|Sen. Christensen sets sights on occupation tax remedy next year|
Christensen pleased with
accomplishments of sessionBy Russ Pankonin
The Imperial Republican
Senator Mark Christensen, 44th District representative from Imperial, left Lincoln last week with a good sense of accomplishment for the Legislative session just completed.
But resting on his laurels he is not. He’s already setting his sights on crafting a solution to insure the occupation tax in LB 701 remains intact for Republican Basin natural resources districts (NRDs).
Christensen wants to grant the use of an occupation tax for water issues to any NRD that is in a fully- or over-appropriated river basin.
Right now, that would include 11 NRDs in the state, including, of course, the Republican Basin NRDs.
The property tax in Christensen’s LB 701 passed in 2006 was ruled unconstitutional by the state courts and the occupation tax is also being challenged.
Both revenue sources created funds to be used in compact compliance efforts in the basin.
Christensen said the unconstitutional property taxes will be repaid, either through a levy credit or direct refund through county treasurers.
Occupation tax key to district
Christensen said not having an occupation tax available to NRDs in the 44th district really puts the district at risk.
Without funds to buy surface water or complete other compliance projects, NRDs could be forced to lower their allocations if drought-like conditions reappear.
In a water-short year declaration, there’s nothing in place to work around it except allocation cuts of as much as seven inches from the current 13-inch allocation in the Upper Republican NRD.
Christensen plans to seek legislation to open up the occupation tax to other NRDs next session.
By opening it to more NRDs, it removes the “closed class” situation that doomed the property tax in the Republican Basin.
Victory on a number of bills
While Christensen will be gearing up for next year’s battle on the occupation tax, Christensen can claim victory on a number of bills he sponsored, co-sponsored or supported.
He looks at the passage of concealed weapons carry law as an important piece of legislation.
LB 430, which he sponsored, was passed and signed into law.
The bill declared that state law overrides city and village ordinances or regulations that regulate the ownership, possession and transportation of firearms, except as expressly provided by state law.
It also allows church security to carry firearms and considers military personnel to be state residents in regards to carrying concealed weapons.
The bill passed on a margin of 45-3.
Two other bills he sponsored on the McCook Work Ethic Camp (WEC) also passed.
LB 429 allows schools to use the services of work camp inmates and LB 274 gives the Director of Correctional Services authority to assign a felony offender to the WEC. Presently, only the courts or parole board have that authority.
These bills will insure increased use of the WEC within the correctional system.

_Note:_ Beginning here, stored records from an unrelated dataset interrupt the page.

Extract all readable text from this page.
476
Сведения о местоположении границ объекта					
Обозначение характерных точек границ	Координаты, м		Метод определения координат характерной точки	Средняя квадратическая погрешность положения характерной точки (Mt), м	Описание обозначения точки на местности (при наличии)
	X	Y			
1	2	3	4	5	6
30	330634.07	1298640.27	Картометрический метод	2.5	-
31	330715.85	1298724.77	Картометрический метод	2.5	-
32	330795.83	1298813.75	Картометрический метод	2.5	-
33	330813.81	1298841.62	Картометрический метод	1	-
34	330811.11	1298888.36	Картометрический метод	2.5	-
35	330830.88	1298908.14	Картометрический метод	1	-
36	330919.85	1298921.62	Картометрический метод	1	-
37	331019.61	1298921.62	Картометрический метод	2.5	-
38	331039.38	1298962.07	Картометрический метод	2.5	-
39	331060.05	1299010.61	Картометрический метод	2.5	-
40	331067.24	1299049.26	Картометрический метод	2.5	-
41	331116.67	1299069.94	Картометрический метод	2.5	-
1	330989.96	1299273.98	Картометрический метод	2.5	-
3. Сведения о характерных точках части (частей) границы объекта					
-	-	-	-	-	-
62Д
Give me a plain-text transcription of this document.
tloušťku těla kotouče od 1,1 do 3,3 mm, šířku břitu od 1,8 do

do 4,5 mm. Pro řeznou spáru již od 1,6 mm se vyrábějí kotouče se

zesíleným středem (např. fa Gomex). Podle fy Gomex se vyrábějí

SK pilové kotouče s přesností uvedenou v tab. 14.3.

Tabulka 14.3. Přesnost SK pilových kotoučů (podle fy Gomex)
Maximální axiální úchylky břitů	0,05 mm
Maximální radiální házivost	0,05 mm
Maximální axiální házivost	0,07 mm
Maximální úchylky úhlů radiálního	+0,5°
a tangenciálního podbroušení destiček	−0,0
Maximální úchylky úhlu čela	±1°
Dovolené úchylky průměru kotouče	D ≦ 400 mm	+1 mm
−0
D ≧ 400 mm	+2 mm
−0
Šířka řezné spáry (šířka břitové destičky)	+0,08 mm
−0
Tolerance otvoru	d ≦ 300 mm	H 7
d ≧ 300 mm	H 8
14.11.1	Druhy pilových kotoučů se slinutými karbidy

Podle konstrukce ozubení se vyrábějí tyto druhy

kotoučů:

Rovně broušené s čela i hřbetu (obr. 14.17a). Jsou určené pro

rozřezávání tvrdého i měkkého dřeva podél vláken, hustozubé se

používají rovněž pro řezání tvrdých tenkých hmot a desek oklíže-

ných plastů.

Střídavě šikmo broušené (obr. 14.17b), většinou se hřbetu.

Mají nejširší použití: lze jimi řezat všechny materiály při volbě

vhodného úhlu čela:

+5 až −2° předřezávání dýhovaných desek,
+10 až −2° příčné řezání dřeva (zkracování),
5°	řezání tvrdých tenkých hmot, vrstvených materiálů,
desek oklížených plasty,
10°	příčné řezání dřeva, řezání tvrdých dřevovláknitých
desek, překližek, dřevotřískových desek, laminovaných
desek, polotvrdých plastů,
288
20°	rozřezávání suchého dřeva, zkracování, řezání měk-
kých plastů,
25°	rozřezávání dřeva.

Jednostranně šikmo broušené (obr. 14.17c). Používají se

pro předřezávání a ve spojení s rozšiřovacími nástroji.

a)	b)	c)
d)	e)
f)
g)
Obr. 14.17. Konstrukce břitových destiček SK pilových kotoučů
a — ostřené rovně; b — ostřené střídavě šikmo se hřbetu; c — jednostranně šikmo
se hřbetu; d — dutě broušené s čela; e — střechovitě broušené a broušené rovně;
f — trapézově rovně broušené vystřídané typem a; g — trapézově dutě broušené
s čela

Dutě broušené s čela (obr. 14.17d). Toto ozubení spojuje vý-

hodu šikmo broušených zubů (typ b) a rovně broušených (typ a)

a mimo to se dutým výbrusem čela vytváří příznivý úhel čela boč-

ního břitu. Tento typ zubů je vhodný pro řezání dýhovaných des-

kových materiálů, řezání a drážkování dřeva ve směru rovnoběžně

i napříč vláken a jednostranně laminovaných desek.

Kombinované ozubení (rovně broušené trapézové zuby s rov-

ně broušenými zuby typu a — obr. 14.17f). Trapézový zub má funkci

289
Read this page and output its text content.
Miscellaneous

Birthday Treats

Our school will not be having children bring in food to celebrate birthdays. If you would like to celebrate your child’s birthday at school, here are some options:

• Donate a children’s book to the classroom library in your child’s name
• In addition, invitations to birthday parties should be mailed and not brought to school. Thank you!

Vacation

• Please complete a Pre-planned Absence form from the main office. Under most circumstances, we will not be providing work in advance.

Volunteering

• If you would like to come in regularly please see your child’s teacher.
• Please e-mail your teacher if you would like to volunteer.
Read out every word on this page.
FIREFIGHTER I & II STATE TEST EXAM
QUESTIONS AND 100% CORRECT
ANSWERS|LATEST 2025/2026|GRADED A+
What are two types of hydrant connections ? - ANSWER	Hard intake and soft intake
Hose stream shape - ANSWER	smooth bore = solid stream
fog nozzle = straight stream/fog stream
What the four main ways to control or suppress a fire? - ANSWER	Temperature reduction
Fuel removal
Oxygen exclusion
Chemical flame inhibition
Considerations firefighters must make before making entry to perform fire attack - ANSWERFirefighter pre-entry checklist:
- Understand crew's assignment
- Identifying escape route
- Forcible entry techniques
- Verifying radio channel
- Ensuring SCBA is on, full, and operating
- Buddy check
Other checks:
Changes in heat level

His bill, LB 5, to allow roadside trapping, passed on a 30-18 vote.
Christensen was able to get the pro-life bill, LB 675, which he co-sponsored, passed.
The bill requires a physician who is providing an abortion to perform an ultrasound at least one hour prior to the abortion. That ultrasound image must be displayed such that it is viewable by the woman, should she so choose to view it.
Christensen said this marks the first time in seven years that any pro-life legislation has been approved by the Legislature.
Budget increases 1.1 percent
Christensen said the body worked hard to pass a good biennial budget that increases only 1.1 percent over two years.
Governor Dave Heineman was adamant on not allowing any new taxes or spending increases.
Christensen said the influx of federal stimulus money allowed them to fully fund schools and appropriate $16 million to deal with safe haven issues.
Without the stimulus money, that wouldn’t have happened, he said.
Within the budget, Christensen was able to get funding for the renovation of Champion Lake, as well as $8.7 million for a new education wing at the Technical College of Agriculture in Curtis.
Other issues he’s working on
Christensen said he will still be working on legislation addressing human trafficking, escort services and sexually-oriented businesses such as strip clubs.
In addition, he’s still working on marriage education, a livestock growth act and licensing of mini-trucks.
Imperial site for hearing
Christensen said Imperial will be the site for an interim study hearing being conducted this summer.
The study will address a proposal by Senator Beau McCoy of Omaha to reduce the number of NRDs in the state to one per river basin.
Christensen said he will announce the date and time in the coming weeks.